The format tends to be vertical or square and the horizon line itself has been pushed beyond the edge of the canvas.
His paintings have been described as having “ the feeling of silence that follows traffic noise, or the emotional distance of standing behind plate glass.”
Writing in the opening text of “ Working the Grid “, Robert G. Edelman observes, “ Kapp’s struggle to get at what is essential to and in our collective environment and make it palpable is the magic that underlies these otherwise familiar city scenes. The urban landscape is seen as a microcosm of human endeavor, ambition, frustration and hope, but also as the substance for a painter to explore the nuances of his medium, and his ability to translate and transform his world into paint.”

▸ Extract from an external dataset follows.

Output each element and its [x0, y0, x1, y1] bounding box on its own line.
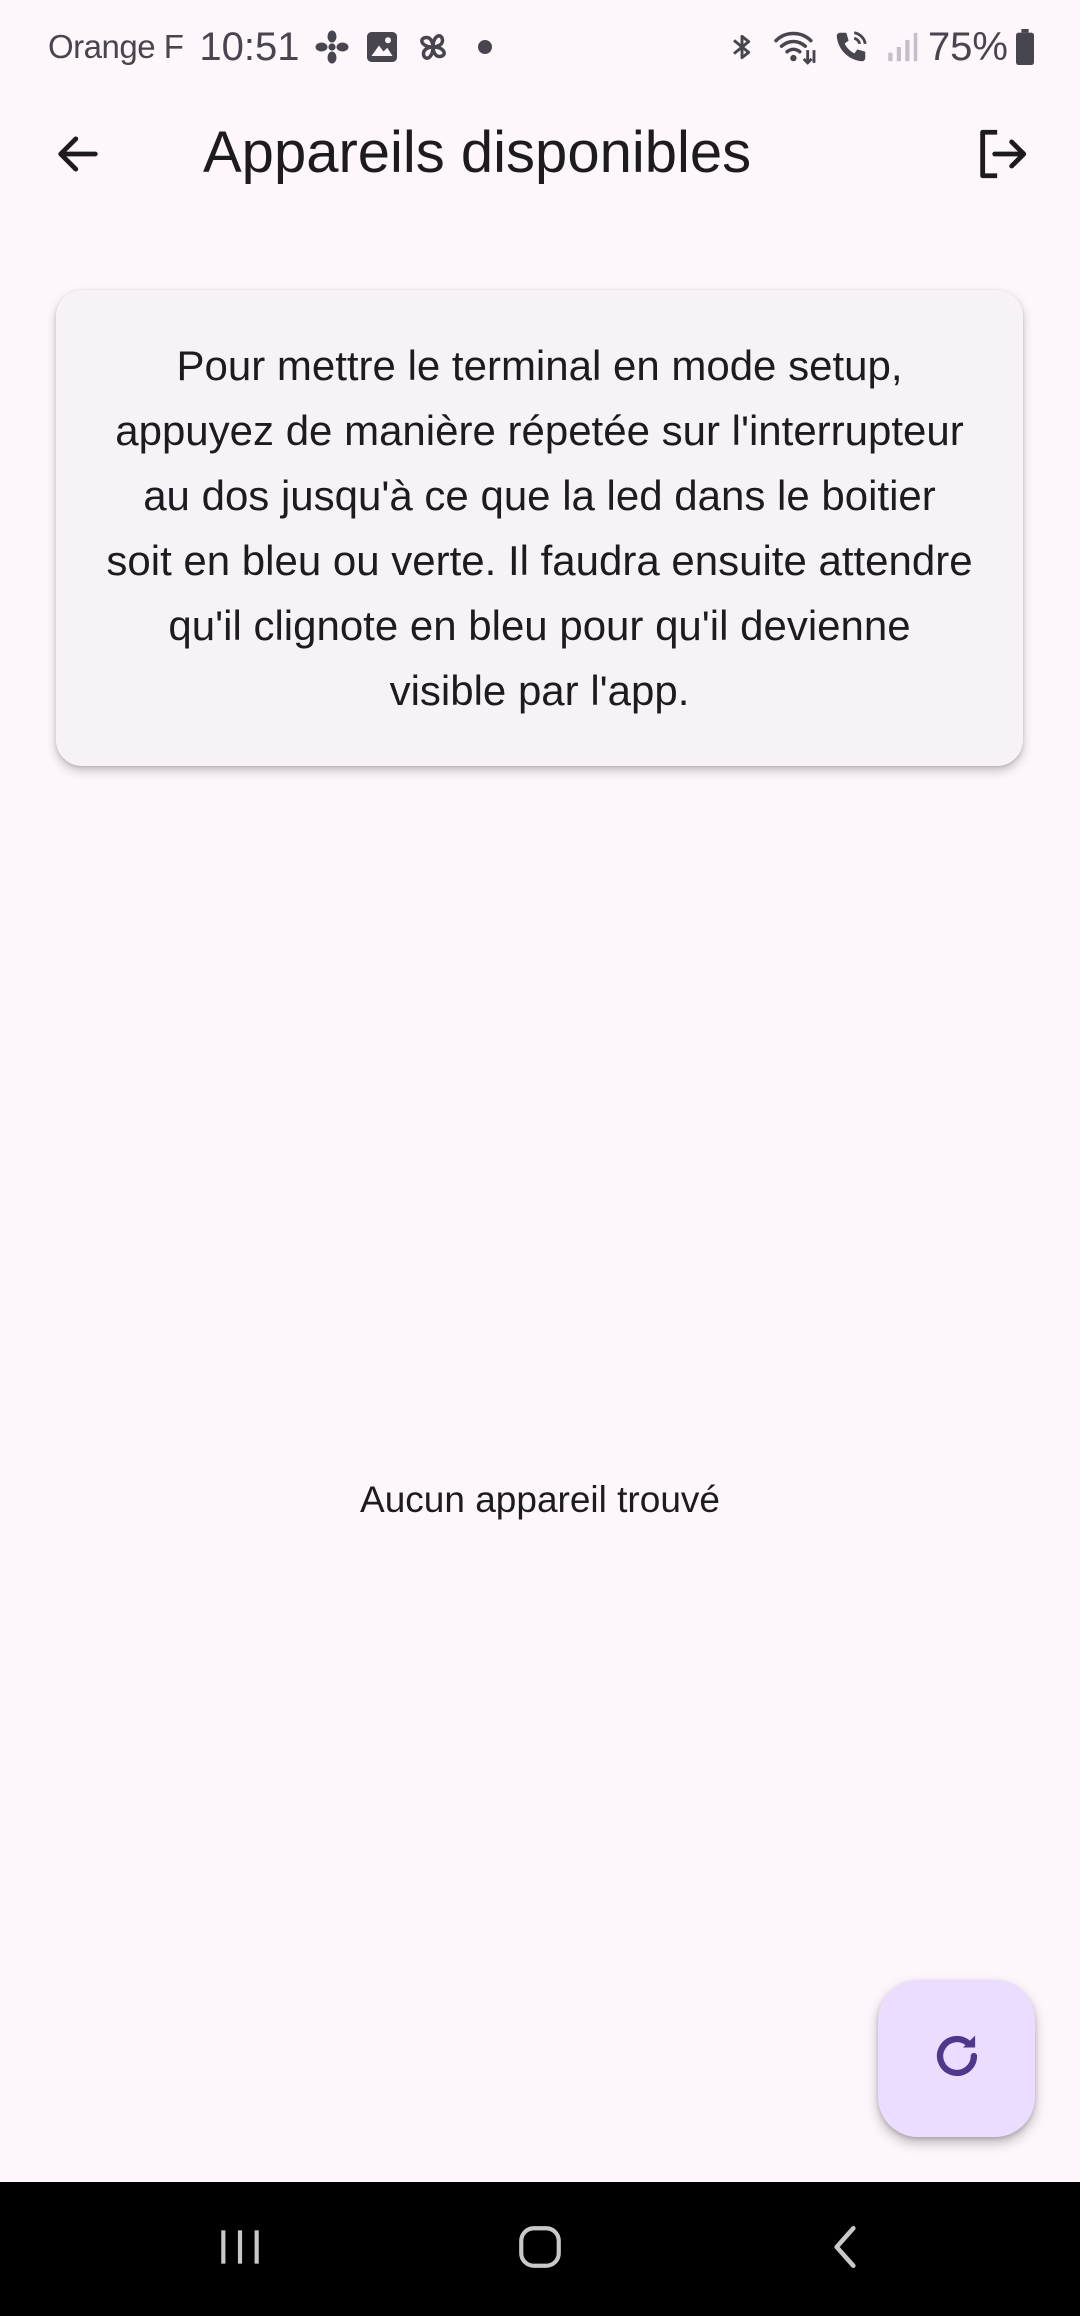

David Kapp was born in NYC in 1953. He attended Walden School, Windham College (BFA, 1974), and Queens College (MFA, 1978 ). He is the recipient of a Creative Artists Public Service Fellowship in Painting ( 1982 ) and the Rosenthal Foundation Award from The American Academy and National Institute of Arts and Letters ( 1985). His work can be found in museums and public collections throughout the United States and Europe, including the Metropolitan Museum of Art, New York; the Museum of Fine Arts, Houston, Texas; the North Carolina Museum, Raleigh, NC; and the Foundation Paribas, Paris, France.